Artificial Intelligence (AI)
Artificial Intelligence (AI)
This is perhaps the number one most commonly misunderstood technology and also one which causes a fair amount of anxiety! I’m certainly not saying that it isn’t a cause for concern and that anyone seeking to use it shouldn’t be cautious. But it isn’t about building robots that will one day take our jobs or our planet!
The term "artificial intelligence," as it is used today in technology and business, usually refers to machine learning (ML). This simply means computer programs (or algorithms) which, rather than needing to be told explicitly what to do by a human operator, are capable of becoming better and better at a specific task as they repeat it over and over again and are exposed to more data. Eventually, they may become better than humans at these tasks.
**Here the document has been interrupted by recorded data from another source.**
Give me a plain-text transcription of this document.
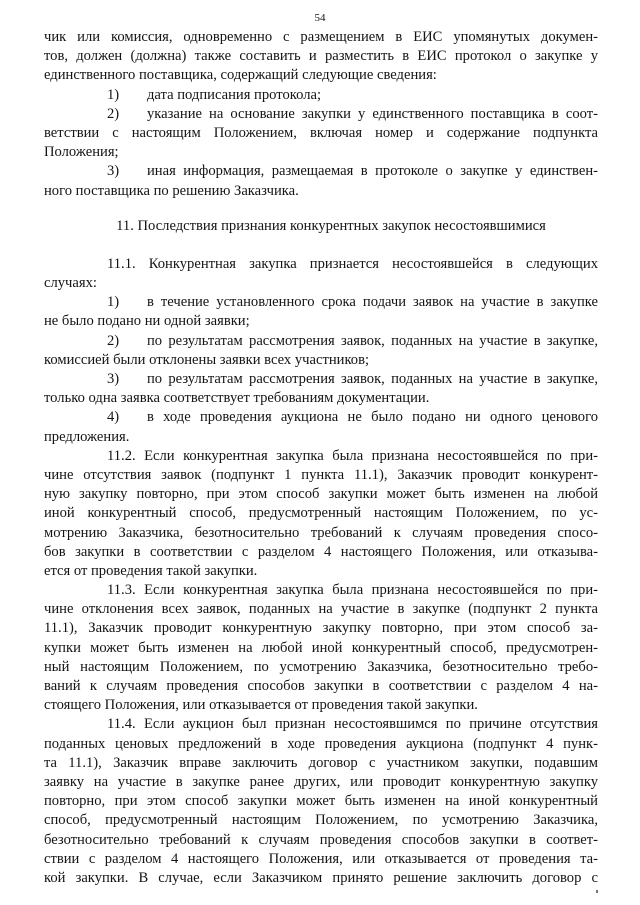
54
чик или комиссия, одновременно с размещением в ЕИС упомянутых докумен-
тов, должен (должна) также составить и разместить в ЕИС протокол о закупке у
единственного поставщика, содержащий следующие сведения:
1) дата подписания протокола;
2) указание на основание закупки у единственного поставщика в соот-
ветствии с настоящим Положением, включая номер и содержание подпункта
Положения;
3) иная информация, размещаемая в протоколе о закупке у единствен-
ного поставщика по решению Заказчика.
11. Последствия признания конкурентных закупок несостоявшимися
11.1. Конкурентная закупка признается несостоявшейся в следующих
случаях:
1) в течение установленного срока подачи заявок на участие в закупке
не было подано ни одной заявки;
2) по результатам рассмотрения заявок, поданных на участие в закупке,
комиссией были отклонены заявки всех участников;
3) по результатам рассмотрения заявок, поданных на участие в закупке,
только одна заявка соответствует требованиям документации.
4) в ходе проведения аукциона не было подано ни одного ценового
предложения.
11.2. Если конкурентная закупка была признана несостоявшейся по при-
чине отсутствия заявок (подпункт 1 пункта 11.1), Заказчик проводит конкурент-
ную закупку повторно, при этом способ закупки может быть изменен на любой
иной конкурентный способ, предусмотренный настоящим Положением, по ус-
мотрению Заказчика, безотносительно требований к случаям проведения спосо-
бов закупки в соответствии с разделом 4 настоящего Положения, или отказыва-
ется от проведения такой закупки.
11.3. Если конкурентная закупка была признана несостоявшейся по при-
чине отклонения всех заявок, поданных на участие в закупке (подпункт 2 пункта
11.1), Заказчик проводит конкурентную закупку повторно, при этом способ за-
купки может быть изменен на любой иной конкурентный способ, предусмотрен-
ный настоящим Положением, по усмотрению Заказчика, безотносительно требо-
ваний к случаям проведения способов закупки в соответствии с разделом 4 на-
стоящего Положения, или отказывается от проведения такой закупки.
11.4. Если аукцион был признан несостоявшимся по причине отсутствия
поданных ценовых предложений в ходе проведения аукциона (подпункт 4 пунк-
та 11.1), Заказчик вправе заключить договор с участником закупки, подавшим
заявку на участие в закупке ранее других, или проводит конкурентную закупку
повторно, при этом способ закупки может быть изменен на иной конкурентный
способ, предусмотренный настоящим Положением, по усмотрению Заказчика,
безотносительно требований к случаям проведения способов закупки в соответ-
ствии с разделом 4 настоящего Положения, или отказывается от проведения та-
кой закупки. В случае, если Заказчиком принято решение заключить договор с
A great example of this is AlphaGo, a machine intelligence that became the first computer to beat a human champion at the game of Go. Go is a game in which there are more possible moves than there are atoms in the universe. This means it would be very difficult to program a computer to react to every possible move a human player might make. This is how conventional, programmatic games-playing computers, such as chess computers, work. But by teaching it to play Go and then try different strategies until it won, assigning higher weighting to moves and strategies that it found had a higher chance of success, it effectively “learned” to beat a human.
Until a decade or so ago, most people’s understanding of AI came from science fiction, and specifically robots as seen in TV shows and movies like 2001, The Matrix, or Star Trek. The fictional robots and smart machines in these shows were generally shown as being capable of what we call "general AI," – meaning they could have pretty much all of the facets of natural (human or animal) intelligence – powers of reasoning, learning, decision-making, and creativity – and carry out any task that they needed to do. Today’s real-world AI (or ML) is almost always what is known as “specialized” (or weak/narrow) AI – only capable of carrying out the specific jobs it has been created for. Some common examples of this are matching customers with items they might want to buy (recommendation engines), understanding human speech (natural language processing), or recognizing objects and items when they are spotted by cameras (computer vision).